Her trip to New York last fall drew her legions of Black female fans out to see their mysterious goddess. Lesbians in the audiences would try and press her to concede that her vampire’s (like all vampires’) appetite was an allegory for ambisexuality. She seemed agitated that her beloved Shori Matthews could be co-opted, however noble the cause. But what of writer’s intention and readers’ reception? She may have responded to the criticism from the hardcore sci-fi community (dominated almost exclusively by white men) that her early work was more fantasy than science with the Xenogenesis trilogy, but she bristled at being contained in any way.
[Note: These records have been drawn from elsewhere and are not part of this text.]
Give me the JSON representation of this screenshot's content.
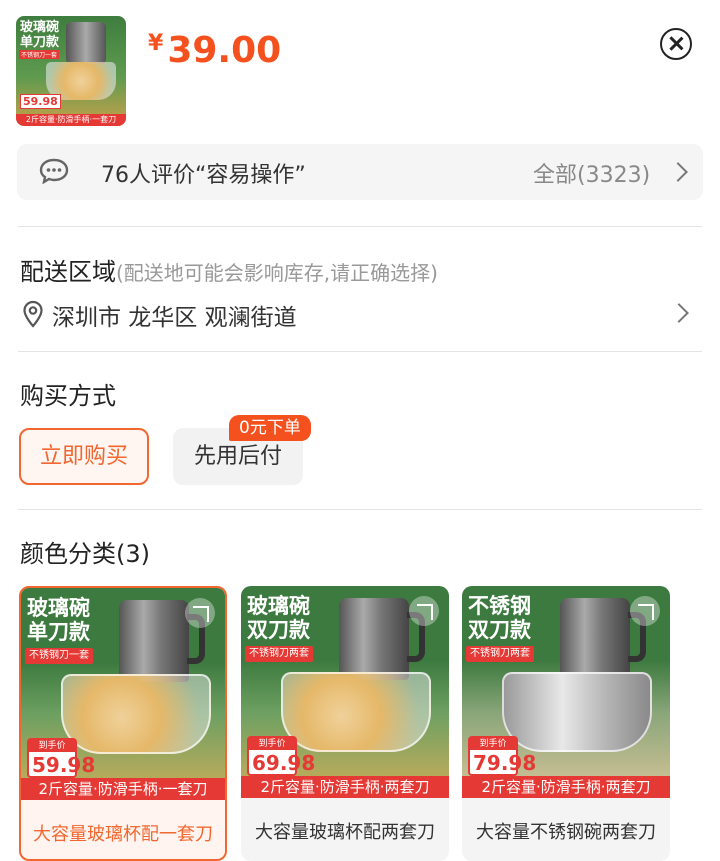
{
  "product": {
    "thumb_tag_line1": "玻璃碗",
    "thumb_tag_line2": "单刀款",
    "thumb_red_tag": "不锈钢刀一套",
    "thumb_price": "59.98",
    "thumb_strip": "2斤容量·防滑手柄·一套刀",
    "currency": "¥",
    "price": "39.00"
  },
  "reviews": {
    "summary": "76人评价“容易操作”",
    "all_label": "全部(3323)"
  },
  "delivery": {
    "title": "配送区域",
    "hint": "(配送地可能会影响库存,请正确选择)",
    "address": "深圳市 龙华区 观澜街道"
  },
  "purchase": {
    "title": "购买方式",
    "options": [
      {
        "label": "立即购买",
        "selected": true
      },
      {
        "label": "先用后付",
        "badge": "0元下单",
        "selected": false
      }
    ]
  },
  "colors": {
    "title": "颜色分类(3)",
    "items": [
      {
        "tag": "玻璃碗\n单刀款",
        "red_tag": "不锈钢刀一套",
        "price_label": "到手价",
        "price": "59.98",
        "strip": "2斤容量·防滑手柄·一套刀",
        "name": "大容量玻璃杯配一套刀",
        "bowl": "glass",
        "selected": true
      },
      {
        "tag": "玻璃碗\n双刀款",
        "red_tag": "不锈钢刀两套",
        "price_label": "到手价",
        "price": "69.98",
        "strip": "2斤容量·防滑手柄·两套刀",
        "name": "大容量玻璃杯配两套刀",
        "bowl": "glass",
        "selected": false
      },
      {
        "tag": "不锈钢\n双刀款",
        "red_tag": "不锈钢刀两套",
        "price_label": "到手价",
        "price": "79.98",
        "strip": "2斤容量·防滑手柄·两套刀",
        "name": "大容量不锈钢碗两套刀",
        "bowl": "steel",
        "selected": false
      }
    ]
  },
  "theme": {
    "accent": "#f4511e",
    "selected_border": "#f2672f",
    "product_green": "#3d7a3f",
    "strip_red": "#e53935"
  }
}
Her protagonists were always deeply flawed, deeply human, and—whether in love with aliens or white men—deeply principled. And while she chose a life alone with her words, her work and worldview were always concerned first and foremost with community—almost always under the leadership of complex women, who (besides Lilith in Dawn) were almost always Black. She was an optimist in spite of herself, and those of us whose minds she blew again and again will mourn her complicated vision. Of her Hugo- and Nebula-award-winning tale “Speech Sounds,” she wrote, “I began the story feeling little hope or liking for the human species, but by the time I reached the end of it, my hope had come back. It always seems to do that.”